Over at Juvenile Instructor today is a nice list/compilation of recent and forthcoming works in Mormon history -- click here for it.

On the list there is a book that I hadn't thought of putting in this category, but certainly belongs: Matt Grow,
"Liberty to the Downtrodden": Thomas L. Kane, Romantic Reformer. Below is a description of this work from Yale University Press. Matt is in the current group of Young Scholars in American Religion, where he holds court with our blog contributor Everett Hamner and other rising stars in the field.

Thomas L. Kane (1822–1883), a crusader for antislavery, women’s rights, and the downtrodden, rose to prominence in his day as the most ardent and persuasive defender of Mormons’ religious liberty. Though not a Mormon, Kane sought to defend the much-reviled group from the “Holy War” waged against them by evangelical America. His courageous personal intervention averted a potentially catastrophic bloody conflict between federal troops and Mormon settlers in the now nearly forgotten Utah War of 1857–58.

Drawing on extensive, newly available archives, this book is the first to tell the full story of Kane’s extraordinary life. The book illuminates his powerful Philadelphia family, his personal life and eccentricities, his reform achievements, his place in Mormon history, and his career as a Civil War general. Further, the book revises previous understandings of nineteenth-century reform, showing how Kane and likeminded others fused Democratic Party ideology, anti-evangelicalism, and romanticism.

2 comments:

Christopher at: December 1, 2009 at 7:19 AM said...

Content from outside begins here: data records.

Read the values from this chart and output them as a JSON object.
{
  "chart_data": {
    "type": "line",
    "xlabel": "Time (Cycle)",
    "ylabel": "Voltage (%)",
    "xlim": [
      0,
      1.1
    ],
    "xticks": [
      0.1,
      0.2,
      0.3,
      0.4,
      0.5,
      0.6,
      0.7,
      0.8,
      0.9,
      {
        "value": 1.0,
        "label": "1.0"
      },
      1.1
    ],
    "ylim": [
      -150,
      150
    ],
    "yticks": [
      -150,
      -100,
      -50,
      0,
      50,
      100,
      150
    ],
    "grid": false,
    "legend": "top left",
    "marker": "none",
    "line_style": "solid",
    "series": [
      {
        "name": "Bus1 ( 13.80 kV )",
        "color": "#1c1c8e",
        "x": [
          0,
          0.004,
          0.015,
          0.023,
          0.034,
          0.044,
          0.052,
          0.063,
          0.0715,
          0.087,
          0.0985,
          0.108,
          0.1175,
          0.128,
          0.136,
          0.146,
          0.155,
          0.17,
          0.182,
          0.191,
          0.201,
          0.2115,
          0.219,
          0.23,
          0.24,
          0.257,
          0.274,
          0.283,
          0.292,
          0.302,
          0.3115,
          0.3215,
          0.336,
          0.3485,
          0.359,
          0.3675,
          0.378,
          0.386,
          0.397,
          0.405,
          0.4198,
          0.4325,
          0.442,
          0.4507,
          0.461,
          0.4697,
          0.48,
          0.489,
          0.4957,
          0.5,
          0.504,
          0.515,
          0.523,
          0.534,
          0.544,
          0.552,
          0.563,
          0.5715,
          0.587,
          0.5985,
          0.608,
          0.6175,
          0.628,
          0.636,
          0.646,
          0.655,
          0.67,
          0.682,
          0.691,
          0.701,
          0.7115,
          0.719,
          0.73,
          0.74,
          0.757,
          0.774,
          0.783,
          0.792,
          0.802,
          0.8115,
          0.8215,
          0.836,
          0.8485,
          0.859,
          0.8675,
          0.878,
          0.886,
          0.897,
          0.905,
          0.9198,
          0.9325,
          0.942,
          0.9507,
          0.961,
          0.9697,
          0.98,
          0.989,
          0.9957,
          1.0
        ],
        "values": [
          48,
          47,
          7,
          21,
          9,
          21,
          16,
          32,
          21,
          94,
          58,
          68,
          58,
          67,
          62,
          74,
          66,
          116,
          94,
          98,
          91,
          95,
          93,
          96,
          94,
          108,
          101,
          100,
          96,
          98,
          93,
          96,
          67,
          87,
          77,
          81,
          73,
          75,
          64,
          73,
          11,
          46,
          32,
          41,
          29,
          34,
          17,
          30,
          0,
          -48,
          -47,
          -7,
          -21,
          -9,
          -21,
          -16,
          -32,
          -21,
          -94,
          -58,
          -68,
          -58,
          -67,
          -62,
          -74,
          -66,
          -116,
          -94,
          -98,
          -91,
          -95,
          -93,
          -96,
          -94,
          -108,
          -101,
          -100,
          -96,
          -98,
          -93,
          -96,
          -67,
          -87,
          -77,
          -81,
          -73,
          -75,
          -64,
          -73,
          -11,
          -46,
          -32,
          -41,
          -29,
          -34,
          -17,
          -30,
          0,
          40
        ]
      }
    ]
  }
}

I haven't had a chance to read Matt's book yet, but have heard him present on the subject and can attest to it being quite interesting subject matter. For those without time to read the entire biography, it might be worth checking out Matt's article in the latest issue of JER, "The Suffering Saints: Thomas L. Kane, Democratic Reform, and the Mormon Question in Antebellum America" (abstract available here).

Jared T. at: December 2, 2009 at 11:38 PM said...

Paul, thanks for posting this. I'm in Chris' same situation in that I've not read the book, but I've heard him lecture, and the material is fascinating.